Thursday, April 30, 2009

Geologic time...

I may have mentioned this before, but as I was expanding my geologic ages list, I was struck by it. Again, I think.

Although to the mainstream mind, dinosaurs are synonomous with "really old", I actually think of them as a kind of modern type animal, really. To me, the "really old" faunal assemblages predated the dinosaurs. The first dinosaurs came on the scene at roughly the same time as the first mammals, and I'm firmly in the camp that believes that they had similar physiological advances and were "on the same page", so to speak, as being the two most exciting and happenin' groups of tetrapods on the planet. The dinosaurs took a good 28 million years from their first appearance to their complete domination of the megafaunal assemblages, but once they got there, they didn't let go for another 132 million years. That's a total lifetime of over 160 million years (because I rounded down the fractional million years), and if you count the birds as dinosaurs, as most dinosaur paleontologists are wont to do these days, then they've got 226 million years of seniority, and were running the show for much of that.

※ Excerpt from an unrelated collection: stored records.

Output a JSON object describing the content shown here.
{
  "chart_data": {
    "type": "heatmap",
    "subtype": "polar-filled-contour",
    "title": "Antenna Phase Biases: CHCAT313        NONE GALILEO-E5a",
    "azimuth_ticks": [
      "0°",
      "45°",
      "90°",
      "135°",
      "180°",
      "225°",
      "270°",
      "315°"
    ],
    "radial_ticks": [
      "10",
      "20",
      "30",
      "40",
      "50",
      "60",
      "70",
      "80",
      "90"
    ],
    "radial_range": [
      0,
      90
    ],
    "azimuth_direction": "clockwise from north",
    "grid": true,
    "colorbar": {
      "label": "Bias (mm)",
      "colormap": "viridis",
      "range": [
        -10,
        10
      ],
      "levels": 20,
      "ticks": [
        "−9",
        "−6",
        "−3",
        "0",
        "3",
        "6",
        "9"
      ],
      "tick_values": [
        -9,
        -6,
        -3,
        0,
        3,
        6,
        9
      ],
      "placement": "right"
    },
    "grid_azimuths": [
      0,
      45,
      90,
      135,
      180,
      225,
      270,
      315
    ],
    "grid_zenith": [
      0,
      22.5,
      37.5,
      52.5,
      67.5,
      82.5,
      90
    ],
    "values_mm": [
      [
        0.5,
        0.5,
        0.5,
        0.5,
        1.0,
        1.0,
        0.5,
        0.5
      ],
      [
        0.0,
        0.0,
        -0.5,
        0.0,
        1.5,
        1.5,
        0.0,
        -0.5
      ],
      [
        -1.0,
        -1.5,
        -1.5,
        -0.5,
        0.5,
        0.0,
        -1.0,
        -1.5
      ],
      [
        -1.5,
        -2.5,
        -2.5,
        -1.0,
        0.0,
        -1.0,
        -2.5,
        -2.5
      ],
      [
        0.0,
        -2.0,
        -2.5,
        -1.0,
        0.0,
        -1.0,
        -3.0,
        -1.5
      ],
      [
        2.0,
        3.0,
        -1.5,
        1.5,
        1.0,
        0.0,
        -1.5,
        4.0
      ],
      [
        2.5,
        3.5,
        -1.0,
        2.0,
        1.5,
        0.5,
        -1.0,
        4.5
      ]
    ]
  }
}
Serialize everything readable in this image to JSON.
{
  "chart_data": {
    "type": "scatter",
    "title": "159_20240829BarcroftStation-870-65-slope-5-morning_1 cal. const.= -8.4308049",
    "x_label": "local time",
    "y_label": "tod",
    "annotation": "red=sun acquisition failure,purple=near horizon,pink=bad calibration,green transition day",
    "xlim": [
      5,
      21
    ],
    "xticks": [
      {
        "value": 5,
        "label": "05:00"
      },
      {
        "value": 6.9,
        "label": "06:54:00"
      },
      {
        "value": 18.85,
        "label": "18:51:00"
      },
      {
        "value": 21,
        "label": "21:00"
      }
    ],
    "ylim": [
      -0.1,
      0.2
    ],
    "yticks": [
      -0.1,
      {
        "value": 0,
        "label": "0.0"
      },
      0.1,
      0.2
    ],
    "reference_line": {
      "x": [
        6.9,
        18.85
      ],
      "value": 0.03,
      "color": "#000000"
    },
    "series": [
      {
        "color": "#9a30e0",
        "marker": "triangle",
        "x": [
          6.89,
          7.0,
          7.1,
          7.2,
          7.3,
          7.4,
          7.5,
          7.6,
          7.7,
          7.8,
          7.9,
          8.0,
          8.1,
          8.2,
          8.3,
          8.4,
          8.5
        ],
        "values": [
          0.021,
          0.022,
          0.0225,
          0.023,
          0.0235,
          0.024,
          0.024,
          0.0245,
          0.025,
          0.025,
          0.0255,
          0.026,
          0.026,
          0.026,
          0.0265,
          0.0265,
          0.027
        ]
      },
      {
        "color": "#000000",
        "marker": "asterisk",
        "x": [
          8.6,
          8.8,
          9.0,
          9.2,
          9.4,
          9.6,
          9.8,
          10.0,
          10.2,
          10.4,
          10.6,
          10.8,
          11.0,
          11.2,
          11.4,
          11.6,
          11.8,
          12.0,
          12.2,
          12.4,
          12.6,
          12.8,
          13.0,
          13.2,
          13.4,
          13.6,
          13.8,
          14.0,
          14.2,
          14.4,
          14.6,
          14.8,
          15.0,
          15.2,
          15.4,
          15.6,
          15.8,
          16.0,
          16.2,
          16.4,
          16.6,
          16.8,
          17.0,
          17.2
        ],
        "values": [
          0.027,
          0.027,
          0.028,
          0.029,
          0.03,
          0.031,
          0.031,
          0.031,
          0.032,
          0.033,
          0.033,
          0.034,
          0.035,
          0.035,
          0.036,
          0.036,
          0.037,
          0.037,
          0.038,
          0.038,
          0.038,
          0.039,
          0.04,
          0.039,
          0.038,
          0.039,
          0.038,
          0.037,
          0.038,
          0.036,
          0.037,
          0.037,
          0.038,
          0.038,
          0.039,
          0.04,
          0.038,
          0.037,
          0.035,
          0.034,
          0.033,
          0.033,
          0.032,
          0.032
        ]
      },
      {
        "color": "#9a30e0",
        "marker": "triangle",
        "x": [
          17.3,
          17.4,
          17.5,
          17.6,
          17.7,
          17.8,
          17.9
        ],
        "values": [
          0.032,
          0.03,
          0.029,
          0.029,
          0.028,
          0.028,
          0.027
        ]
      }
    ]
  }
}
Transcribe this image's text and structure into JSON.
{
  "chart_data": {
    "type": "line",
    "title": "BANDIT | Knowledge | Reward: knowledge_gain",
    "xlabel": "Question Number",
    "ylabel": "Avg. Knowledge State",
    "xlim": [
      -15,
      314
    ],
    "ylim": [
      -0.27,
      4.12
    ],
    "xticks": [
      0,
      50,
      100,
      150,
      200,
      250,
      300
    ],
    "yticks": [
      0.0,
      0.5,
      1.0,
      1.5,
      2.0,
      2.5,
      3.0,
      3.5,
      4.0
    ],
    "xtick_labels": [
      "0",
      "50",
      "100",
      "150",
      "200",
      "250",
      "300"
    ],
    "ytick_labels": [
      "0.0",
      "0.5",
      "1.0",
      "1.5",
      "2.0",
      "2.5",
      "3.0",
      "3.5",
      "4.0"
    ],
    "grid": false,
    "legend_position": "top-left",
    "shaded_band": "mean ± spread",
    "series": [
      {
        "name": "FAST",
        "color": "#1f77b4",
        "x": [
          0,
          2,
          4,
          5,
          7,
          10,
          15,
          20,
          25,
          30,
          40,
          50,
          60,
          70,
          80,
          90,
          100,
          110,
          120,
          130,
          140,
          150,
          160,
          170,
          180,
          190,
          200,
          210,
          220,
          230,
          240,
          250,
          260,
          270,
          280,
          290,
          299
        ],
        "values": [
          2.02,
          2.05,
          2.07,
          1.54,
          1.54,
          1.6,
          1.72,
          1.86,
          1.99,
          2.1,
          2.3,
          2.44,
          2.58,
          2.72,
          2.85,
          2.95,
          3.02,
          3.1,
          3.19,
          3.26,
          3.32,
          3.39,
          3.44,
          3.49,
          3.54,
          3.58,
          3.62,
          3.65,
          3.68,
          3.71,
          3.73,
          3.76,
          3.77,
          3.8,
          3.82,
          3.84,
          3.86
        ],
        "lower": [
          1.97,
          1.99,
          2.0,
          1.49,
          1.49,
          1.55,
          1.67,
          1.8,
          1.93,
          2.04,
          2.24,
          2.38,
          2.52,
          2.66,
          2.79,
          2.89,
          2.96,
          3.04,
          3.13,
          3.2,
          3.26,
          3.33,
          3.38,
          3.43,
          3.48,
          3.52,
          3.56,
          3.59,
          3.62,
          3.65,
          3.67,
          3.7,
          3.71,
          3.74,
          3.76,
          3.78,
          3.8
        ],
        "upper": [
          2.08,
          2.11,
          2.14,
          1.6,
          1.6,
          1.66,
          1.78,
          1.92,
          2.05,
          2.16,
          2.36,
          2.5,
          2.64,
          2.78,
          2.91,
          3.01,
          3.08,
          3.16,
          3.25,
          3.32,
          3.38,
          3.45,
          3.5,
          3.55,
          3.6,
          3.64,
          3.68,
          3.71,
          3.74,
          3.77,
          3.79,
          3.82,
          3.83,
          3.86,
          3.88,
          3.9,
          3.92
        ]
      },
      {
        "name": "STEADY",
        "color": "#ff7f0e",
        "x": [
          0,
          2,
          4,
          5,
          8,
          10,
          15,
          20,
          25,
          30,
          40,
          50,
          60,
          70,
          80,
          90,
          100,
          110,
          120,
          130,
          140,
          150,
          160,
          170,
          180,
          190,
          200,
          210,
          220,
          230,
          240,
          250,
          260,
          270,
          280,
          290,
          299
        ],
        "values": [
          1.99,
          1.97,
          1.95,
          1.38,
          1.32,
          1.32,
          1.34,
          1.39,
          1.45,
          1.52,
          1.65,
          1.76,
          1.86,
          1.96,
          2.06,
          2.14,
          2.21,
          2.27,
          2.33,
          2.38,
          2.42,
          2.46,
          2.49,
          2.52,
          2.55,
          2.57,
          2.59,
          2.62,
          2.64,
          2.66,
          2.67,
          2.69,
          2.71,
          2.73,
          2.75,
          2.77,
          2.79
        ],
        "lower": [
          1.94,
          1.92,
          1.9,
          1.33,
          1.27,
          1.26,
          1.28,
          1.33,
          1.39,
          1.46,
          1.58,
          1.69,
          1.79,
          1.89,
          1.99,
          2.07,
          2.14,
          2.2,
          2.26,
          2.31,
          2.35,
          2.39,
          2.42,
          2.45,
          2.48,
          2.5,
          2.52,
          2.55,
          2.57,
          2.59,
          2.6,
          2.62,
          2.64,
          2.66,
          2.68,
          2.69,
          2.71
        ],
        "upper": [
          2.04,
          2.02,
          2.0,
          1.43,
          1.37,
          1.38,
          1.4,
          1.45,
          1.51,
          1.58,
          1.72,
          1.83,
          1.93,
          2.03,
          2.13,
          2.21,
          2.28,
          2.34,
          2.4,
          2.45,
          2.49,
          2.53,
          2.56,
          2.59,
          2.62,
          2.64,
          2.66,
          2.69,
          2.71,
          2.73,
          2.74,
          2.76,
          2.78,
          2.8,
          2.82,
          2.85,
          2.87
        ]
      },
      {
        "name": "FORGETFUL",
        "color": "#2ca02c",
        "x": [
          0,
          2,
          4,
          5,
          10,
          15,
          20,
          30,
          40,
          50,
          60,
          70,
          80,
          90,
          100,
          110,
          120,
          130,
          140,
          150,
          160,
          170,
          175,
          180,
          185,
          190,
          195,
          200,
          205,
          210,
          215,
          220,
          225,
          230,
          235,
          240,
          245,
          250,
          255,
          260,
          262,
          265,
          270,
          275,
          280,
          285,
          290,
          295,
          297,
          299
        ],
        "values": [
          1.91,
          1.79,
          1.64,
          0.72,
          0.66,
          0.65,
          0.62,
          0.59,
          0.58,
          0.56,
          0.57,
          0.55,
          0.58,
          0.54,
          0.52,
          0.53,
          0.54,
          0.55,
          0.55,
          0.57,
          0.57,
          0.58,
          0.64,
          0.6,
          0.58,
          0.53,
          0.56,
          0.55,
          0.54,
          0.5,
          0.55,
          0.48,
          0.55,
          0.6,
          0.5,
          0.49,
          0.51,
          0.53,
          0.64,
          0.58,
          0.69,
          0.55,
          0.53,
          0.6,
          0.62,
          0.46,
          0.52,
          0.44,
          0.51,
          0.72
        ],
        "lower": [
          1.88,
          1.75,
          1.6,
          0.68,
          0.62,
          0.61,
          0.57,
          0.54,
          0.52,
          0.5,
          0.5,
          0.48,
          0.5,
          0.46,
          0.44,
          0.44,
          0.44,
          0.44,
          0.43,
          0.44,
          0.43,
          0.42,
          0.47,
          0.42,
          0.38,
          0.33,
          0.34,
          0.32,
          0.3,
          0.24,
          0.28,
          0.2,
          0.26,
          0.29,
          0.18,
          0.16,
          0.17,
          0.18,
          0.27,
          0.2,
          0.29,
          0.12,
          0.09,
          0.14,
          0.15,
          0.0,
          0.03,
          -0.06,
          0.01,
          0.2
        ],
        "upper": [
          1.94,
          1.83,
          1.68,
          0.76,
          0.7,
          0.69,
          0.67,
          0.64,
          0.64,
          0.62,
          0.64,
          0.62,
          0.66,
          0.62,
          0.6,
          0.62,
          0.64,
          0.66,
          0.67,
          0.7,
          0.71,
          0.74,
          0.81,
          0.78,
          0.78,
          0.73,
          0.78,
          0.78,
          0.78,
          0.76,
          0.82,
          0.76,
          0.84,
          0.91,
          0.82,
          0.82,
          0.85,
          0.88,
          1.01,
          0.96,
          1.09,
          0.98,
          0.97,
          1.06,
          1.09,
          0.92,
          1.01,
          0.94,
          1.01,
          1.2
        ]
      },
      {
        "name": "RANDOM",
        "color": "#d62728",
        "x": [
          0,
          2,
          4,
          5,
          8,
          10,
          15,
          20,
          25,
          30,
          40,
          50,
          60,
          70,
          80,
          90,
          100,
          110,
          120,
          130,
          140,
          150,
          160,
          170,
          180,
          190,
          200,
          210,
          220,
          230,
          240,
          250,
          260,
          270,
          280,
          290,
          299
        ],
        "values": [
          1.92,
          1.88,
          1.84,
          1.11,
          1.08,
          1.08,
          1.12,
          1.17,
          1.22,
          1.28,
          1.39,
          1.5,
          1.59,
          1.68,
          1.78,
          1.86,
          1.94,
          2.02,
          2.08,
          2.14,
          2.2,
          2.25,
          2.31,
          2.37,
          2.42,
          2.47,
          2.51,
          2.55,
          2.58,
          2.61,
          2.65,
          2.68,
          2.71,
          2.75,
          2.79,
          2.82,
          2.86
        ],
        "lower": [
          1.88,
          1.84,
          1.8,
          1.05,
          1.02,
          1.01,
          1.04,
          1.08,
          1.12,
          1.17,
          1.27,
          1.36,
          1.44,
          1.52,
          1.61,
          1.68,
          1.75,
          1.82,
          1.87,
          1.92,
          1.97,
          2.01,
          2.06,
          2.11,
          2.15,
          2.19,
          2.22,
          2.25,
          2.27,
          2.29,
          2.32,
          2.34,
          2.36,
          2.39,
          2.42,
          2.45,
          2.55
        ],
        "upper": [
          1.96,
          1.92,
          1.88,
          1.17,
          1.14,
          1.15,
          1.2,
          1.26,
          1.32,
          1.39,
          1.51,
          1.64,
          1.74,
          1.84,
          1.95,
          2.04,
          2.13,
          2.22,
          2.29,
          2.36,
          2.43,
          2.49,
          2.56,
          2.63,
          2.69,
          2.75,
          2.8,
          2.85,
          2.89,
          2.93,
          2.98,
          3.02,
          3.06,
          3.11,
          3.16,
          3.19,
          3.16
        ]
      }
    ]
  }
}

So I was a little bit surprised when I put together my timeline, starting in the Devonian when the first tetrapods climbed out of the water and explored, tentatively, the terrestrial world for the first time, and discovered that the pre-dinosaurian "ancient times" passed much more quickly than I thought. Vascular, terrestrial plants barely squeeked in at the end of the Silurian, and didn't really become common or important until during the Devonian. Within 10-15 million years of these first forests, Acanthostega and Ichthyostega, the earliest known tetrapods, are found, a mere 360-370 million years ago. I say mere, because the first dinosaurs and first mammals appeared in the Late Triassic about 228 million years or so ago (well, that's when the earliest ones have been found. They already show some signs of diversity, indicating that they're probably a few million years older, actually). It only took 132-143 million years to get from "the first ever vertebrates made their tentative steps onto land" to "essentially modern faunas dominate the terrestrial ecosystems." And then the dinosaurs stepped in and dominated terrestrial ecosystems for longer than it took to get from "barely more than a fish" to "a dinosaur" in the first place.

For some reason, that realization is both somewhat awe-inspiring and humbling. The staggering age of the world, and the staggering amount of investment in its creation, to get to the point where we could come on the scene, is humbling.